Thursday, February 2, 2012

air x le voyage dans la lune


We can agree that the film industry is going through a bit of a nostalgic phase right now, with films like THE ARTIST and HUGO at the forefront of awards season and documentaries like THE STORY OF FILM: AN ODYSSEY nabbing an "epic" amount of screentime (15 hours!) at the MoMA.

These films do not simply idealize the past; they attempt to show how a consciousness of film's history can strengthen an appreciation for cinema's present and future, too. But with the frustration many cinephiles (including myself) have with the current environment of mainstream film (CANDYLAND THE MOVIE! BATTLESHIP!), are these types of generalized, linear narrative, period films sufficient to rekindle the magic of film in the present?

I find that the most dynamic way to share film's power is by mixing genres and contexts, shaking up the audience's understanding of image and sound in any way (hence my own use of experimentation in my short documentary, VINTAGE REVENGE). The timelessness of film can be shared through daring clashes of eras and aesthetics; both challenging and inspiring, these clashes spark innovation while maintaining reverence for the past.



French electronic duo Air recently scored a restored version of the iconic film, Le voyage dans la Lune (1902) by George Melies, one of the fathers of cinema. The 30-minute Air album is due out on February 6th, extended from the 15-minute runtime of the film. The album will be streaming free on NPR next week.

For those of you who are unfamiliar with Le voyage, it is a technical triumph from the early days of cinema about a space journey to the moon, a fantasy where the moon is a face with monsters dwelling in its caves (imagine: a sci-fi movie before CGI!).

One of the spectacular parts of the restoration, which debuted at Cannes last year, is that the color has been completely restored. Yes, Melies had each frame hand-colored in the original version in wildly saturated pigments. Talk about magic...

This restoration of Le voyage is part of a trend in cinema to look back at early technology and breathe in new life; by using a contemporary, electronic score, the film is given an opportunity to stretch in ways never thought before, placing the audience in a time-warp that's both thrilling and off-putting.

There are some other great examples of this; La cinematheque francaise in Paris recently hosted a series on Fritz Lang featuring an event called "Cine-Mix", where electronic music artist Jeff Mills scored La Femme sur la Lune (Lang, 1928).
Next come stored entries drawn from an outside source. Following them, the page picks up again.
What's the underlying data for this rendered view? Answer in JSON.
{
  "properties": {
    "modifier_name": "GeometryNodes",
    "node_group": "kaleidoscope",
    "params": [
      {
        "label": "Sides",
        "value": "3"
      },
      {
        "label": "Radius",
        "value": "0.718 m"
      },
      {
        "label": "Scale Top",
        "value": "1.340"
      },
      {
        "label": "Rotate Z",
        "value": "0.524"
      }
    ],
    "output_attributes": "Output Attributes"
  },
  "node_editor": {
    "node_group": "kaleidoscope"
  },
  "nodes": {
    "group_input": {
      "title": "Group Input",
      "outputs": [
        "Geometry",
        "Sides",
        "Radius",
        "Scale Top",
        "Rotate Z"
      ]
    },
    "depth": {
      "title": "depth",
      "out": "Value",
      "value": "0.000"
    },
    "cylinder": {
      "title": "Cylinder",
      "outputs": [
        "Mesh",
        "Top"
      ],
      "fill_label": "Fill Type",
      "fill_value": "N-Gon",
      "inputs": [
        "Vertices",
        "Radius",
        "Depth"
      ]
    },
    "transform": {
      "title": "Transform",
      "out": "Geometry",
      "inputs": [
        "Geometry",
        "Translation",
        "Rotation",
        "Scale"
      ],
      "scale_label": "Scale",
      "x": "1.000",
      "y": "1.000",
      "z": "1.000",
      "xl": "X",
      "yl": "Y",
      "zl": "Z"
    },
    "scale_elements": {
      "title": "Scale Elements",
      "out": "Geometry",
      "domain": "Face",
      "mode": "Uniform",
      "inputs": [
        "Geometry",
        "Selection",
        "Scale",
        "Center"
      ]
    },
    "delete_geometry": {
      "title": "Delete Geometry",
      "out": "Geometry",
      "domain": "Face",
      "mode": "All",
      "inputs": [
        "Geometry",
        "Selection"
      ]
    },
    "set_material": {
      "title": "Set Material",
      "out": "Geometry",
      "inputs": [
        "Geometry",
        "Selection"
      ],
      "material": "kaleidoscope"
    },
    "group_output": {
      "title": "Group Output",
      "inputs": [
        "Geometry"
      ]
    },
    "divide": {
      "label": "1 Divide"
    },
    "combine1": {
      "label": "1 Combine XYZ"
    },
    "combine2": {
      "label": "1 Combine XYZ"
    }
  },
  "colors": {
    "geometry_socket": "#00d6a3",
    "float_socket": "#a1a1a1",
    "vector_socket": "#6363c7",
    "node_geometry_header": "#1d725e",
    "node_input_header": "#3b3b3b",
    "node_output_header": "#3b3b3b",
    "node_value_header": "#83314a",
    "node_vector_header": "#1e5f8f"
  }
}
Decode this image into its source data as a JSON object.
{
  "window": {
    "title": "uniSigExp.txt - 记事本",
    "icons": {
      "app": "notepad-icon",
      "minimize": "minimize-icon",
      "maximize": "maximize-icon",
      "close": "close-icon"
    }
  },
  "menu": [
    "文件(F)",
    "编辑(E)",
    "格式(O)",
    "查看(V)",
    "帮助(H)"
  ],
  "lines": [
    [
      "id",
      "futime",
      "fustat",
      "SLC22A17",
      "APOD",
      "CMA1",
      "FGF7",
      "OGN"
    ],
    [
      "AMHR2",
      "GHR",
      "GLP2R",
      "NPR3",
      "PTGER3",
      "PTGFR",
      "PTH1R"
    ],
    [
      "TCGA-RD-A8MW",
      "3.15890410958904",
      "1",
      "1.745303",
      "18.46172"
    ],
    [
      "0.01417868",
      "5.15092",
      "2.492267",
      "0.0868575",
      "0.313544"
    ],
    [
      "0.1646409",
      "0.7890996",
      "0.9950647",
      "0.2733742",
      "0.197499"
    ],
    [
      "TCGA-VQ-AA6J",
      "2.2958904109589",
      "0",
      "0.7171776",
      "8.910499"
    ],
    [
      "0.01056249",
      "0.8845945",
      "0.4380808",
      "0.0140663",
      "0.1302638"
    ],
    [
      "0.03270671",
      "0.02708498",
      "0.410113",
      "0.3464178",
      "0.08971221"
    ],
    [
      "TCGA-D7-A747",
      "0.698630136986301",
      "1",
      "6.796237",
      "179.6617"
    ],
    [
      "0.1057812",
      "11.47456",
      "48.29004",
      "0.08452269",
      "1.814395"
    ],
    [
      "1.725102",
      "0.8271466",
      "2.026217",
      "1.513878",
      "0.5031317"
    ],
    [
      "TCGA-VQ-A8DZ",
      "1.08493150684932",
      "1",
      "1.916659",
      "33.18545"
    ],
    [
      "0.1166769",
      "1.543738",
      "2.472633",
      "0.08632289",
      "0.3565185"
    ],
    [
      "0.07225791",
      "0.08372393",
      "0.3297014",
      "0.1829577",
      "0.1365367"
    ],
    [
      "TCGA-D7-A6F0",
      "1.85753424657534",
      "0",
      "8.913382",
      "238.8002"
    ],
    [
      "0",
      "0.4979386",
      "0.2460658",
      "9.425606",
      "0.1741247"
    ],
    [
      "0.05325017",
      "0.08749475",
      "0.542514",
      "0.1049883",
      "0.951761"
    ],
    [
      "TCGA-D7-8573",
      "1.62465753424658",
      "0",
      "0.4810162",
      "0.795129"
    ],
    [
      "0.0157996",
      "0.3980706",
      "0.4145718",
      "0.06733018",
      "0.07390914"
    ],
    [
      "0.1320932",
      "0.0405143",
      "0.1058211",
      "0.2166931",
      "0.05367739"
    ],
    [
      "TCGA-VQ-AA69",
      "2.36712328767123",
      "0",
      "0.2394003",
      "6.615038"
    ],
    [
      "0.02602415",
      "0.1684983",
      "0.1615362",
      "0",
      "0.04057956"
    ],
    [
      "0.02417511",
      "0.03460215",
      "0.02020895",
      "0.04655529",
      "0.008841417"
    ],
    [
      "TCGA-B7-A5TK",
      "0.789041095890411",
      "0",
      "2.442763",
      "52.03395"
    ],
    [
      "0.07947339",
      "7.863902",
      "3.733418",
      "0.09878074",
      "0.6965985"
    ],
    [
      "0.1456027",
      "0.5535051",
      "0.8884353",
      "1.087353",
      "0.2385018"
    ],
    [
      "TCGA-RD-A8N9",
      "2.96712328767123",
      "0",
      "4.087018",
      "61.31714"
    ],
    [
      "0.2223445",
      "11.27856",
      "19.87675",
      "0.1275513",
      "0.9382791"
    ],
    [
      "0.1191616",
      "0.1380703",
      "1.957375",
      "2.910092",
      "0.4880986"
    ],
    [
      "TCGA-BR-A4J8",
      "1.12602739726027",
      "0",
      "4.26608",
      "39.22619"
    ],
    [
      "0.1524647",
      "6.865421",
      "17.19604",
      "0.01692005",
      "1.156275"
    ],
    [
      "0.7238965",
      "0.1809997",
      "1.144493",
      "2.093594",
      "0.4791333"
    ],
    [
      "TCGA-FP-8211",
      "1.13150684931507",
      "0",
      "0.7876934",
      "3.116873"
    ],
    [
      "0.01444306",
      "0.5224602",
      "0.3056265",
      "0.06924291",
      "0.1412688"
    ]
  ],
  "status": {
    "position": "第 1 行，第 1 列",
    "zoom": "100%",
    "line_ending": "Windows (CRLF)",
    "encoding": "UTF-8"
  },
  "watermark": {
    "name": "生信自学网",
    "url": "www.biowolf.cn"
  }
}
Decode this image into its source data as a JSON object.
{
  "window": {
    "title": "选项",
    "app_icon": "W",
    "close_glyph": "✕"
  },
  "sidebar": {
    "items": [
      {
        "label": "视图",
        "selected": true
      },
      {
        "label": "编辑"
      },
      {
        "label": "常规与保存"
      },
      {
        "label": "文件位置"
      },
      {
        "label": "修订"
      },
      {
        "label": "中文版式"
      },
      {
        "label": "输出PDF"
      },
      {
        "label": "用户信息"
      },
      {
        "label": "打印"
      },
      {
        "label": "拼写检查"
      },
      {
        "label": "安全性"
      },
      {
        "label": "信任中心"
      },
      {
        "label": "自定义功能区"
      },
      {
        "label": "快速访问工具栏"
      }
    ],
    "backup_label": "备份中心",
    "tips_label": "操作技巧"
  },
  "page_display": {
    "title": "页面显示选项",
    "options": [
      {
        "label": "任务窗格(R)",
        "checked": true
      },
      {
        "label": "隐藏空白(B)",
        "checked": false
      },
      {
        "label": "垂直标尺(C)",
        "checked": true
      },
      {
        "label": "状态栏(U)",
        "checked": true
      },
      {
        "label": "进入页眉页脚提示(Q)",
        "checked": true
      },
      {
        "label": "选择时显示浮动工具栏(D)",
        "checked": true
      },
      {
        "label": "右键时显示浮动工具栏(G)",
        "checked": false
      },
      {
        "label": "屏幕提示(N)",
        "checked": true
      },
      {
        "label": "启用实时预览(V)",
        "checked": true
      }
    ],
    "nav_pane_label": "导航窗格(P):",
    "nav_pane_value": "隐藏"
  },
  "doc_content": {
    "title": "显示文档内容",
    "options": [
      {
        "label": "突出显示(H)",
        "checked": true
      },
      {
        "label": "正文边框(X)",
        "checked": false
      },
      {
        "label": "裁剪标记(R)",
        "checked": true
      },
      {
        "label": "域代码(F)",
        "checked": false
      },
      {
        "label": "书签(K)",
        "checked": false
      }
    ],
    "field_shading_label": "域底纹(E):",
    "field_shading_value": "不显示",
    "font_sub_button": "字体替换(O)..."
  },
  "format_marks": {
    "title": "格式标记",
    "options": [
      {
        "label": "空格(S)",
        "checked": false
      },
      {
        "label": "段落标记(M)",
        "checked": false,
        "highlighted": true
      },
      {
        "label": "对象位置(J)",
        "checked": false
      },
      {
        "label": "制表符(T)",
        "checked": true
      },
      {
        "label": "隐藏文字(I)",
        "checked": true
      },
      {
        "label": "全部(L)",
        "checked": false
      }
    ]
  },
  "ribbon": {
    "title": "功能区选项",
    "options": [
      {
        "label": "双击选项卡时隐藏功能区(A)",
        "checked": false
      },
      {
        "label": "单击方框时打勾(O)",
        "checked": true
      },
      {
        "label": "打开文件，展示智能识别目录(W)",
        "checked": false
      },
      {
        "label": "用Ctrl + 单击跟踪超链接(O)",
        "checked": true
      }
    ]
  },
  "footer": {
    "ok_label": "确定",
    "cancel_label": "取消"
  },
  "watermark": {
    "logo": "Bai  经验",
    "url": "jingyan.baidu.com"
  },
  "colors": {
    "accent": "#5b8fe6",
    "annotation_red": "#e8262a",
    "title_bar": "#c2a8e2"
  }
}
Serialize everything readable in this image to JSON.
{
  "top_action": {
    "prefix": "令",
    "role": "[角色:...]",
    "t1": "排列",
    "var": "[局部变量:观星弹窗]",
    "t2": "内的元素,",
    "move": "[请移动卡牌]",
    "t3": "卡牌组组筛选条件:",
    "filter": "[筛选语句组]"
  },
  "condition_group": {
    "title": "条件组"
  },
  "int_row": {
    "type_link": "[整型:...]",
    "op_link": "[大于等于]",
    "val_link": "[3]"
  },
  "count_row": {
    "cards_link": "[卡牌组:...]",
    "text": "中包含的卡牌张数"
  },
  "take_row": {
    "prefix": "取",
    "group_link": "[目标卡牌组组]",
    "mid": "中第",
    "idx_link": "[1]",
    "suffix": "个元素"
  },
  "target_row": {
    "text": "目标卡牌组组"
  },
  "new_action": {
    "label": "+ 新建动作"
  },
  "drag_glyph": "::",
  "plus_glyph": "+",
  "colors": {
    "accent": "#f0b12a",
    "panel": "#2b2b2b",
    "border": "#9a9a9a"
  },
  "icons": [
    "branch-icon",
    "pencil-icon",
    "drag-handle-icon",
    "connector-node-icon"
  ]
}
Mills has also written scores for METROPOLIS and other silent films. I've also had the strange pleasure of seeing a version of Sergei Eisenstein's BATTLESHIP POTEMKIN (1925) with a score by the Pet Shop Boys. Funky...



We can also see new life in restored silent films through the aid of well-known producer and director Serge Bromberg. I was able to see his series on 3-D films from the early 1900s at Telluride Film Festival in 2009; what an amazing collection. The audience was able to experience 3-D film from the period not because cinema at the time was drawing in audiences with the spectacle; instead, films were shot stereoscopically in order to prevent copyright infringement from Europe to the US, circulating different versions of films. Of course, when you project the two prints in a theater and wear glasses, the films have that surreal tangibility of 3-D. Incroyable!

With cinephiles like Bromberg constantly uncovering magic in cinema's past, film needs not only idealize its past by creating period pieces. In order to protect its future, it needs to mine its own history to preserve its foundation and challenge itself as an artform of spectacle, fantasy, and escape. So let's turn on some Tycho, get the projector whirring Marcel Duchamp's Anemic Cinema, and jump through a time wormhole.